Ivan Bohdan

Personal information
- Born: 29 February 1928 Dmytro-Bilivka, Kryvyi Rih Okruha, Ukrainian SSR, Soviet Union
- Died: 25 December 2020 (aged 92)

Sport
- Sport: Wrestling

Medal record
Men's Greco-Roman wrestling
Representing the Soviet Union
Olympic Games
| Gold medal – first place | 1960 Rome | Heavyweight |
World Championships
| Gold medal – first place | 1958 Budapest | Heavyweight |
| Gold medal – first place | 1961 Yokohama | Heavyweight |

= Ivan Bohdan =

Soviet and Ukrainian wrestler (1928–2020)

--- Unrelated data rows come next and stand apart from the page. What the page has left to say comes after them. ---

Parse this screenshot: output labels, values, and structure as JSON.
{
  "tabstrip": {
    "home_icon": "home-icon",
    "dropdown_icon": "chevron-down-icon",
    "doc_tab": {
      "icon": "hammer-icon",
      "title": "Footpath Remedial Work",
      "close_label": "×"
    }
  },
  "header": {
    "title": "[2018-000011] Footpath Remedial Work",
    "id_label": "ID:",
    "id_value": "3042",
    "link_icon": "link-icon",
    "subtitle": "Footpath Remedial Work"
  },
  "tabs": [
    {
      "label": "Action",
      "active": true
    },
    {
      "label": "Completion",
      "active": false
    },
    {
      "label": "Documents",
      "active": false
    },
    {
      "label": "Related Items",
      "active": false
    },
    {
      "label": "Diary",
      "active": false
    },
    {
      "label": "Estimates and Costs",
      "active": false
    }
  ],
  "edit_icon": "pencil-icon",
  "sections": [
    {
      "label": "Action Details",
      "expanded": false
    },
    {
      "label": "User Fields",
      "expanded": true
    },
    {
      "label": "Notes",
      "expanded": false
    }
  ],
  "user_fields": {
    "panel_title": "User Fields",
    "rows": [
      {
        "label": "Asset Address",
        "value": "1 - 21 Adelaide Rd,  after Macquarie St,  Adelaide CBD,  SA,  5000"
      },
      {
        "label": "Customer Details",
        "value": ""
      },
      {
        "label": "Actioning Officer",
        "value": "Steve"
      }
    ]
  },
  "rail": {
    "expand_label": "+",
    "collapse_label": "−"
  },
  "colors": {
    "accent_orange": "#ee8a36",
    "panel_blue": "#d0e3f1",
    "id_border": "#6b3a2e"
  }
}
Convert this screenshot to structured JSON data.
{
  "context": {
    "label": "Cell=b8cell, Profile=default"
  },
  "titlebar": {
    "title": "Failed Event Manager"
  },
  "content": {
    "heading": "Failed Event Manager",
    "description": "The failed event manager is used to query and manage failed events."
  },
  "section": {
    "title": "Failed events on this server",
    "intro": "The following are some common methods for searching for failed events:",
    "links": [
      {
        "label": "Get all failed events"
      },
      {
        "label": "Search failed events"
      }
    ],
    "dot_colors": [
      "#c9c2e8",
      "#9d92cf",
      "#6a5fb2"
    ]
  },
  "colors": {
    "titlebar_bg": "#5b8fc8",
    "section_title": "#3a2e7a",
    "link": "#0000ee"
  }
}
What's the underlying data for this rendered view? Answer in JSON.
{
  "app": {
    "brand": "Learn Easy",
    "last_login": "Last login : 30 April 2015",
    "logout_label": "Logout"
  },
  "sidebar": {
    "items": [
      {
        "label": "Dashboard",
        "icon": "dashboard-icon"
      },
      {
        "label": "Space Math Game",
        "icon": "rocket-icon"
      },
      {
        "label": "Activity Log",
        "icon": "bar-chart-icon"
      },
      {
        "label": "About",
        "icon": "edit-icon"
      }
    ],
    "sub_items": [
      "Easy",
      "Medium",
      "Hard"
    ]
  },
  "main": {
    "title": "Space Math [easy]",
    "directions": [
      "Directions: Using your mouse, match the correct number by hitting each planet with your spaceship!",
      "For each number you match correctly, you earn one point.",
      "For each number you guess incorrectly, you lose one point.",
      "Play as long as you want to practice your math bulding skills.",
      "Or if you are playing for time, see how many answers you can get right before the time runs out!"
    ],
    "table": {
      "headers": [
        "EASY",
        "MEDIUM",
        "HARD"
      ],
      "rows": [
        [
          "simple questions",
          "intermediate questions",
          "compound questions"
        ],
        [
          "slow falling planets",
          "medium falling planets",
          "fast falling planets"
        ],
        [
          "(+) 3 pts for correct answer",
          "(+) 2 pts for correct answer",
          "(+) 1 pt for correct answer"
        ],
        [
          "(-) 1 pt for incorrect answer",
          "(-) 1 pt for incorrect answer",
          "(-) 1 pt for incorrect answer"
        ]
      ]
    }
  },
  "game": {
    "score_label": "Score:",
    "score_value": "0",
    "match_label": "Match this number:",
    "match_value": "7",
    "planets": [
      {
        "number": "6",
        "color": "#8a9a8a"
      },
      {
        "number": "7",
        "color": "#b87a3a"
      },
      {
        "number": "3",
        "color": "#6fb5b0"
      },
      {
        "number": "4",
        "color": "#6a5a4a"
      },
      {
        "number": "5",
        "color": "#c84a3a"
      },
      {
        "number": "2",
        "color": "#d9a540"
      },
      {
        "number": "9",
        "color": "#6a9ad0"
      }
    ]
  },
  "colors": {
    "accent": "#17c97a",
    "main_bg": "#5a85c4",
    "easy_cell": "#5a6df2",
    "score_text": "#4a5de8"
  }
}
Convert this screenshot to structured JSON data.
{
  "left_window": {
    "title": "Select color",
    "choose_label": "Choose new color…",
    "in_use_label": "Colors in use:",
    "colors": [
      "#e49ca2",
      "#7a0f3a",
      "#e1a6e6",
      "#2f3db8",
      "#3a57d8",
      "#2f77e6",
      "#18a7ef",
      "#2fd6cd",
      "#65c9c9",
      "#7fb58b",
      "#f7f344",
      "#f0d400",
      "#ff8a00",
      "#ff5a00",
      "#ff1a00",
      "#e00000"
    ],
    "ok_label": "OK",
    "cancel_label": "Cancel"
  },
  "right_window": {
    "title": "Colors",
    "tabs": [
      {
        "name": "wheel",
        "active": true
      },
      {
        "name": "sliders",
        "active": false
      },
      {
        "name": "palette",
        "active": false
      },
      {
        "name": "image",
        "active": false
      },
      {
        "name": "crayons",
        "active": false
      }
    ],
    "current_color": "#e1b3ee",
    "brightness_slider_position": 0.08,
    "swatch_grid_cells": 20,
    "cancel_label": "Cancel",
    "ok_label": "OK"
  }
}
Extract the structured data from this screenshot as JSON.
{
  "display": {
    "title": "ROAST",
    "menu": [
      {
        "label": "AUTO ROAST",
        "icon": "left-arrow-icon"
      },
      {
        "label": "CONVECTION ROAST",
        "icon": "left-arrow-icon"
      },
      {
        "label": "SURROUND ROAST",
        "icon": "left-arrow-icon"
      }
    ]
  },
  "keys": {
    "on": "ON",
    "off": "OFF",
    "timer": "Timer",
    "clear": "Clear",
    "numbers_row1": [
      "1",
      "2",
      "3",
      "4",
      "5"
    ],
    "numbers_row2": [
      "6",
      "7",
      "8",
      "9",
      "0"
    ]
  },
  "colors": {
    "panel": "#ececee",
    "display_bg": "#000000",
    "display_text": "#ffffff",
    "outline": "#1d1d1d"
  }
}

Ivan Havrylovych Bohdan (Іван Гаврилович Богдан; 29 February 1928 – 25 December 2020) was a Soviet and Ukrainian wrestler. He was born in Dmytro-Bilivka, Kryvyi Rih Okruha, Ukrainian SSR (today in Mykolaiv Oblast, not far from Kryvyi Rih).

He won an Olympic gold medal in Greco-Roman wrestling in 1960, competing for the Soviet Union. He won gold medals at the 1958 and 1961 World Wrestling Championships.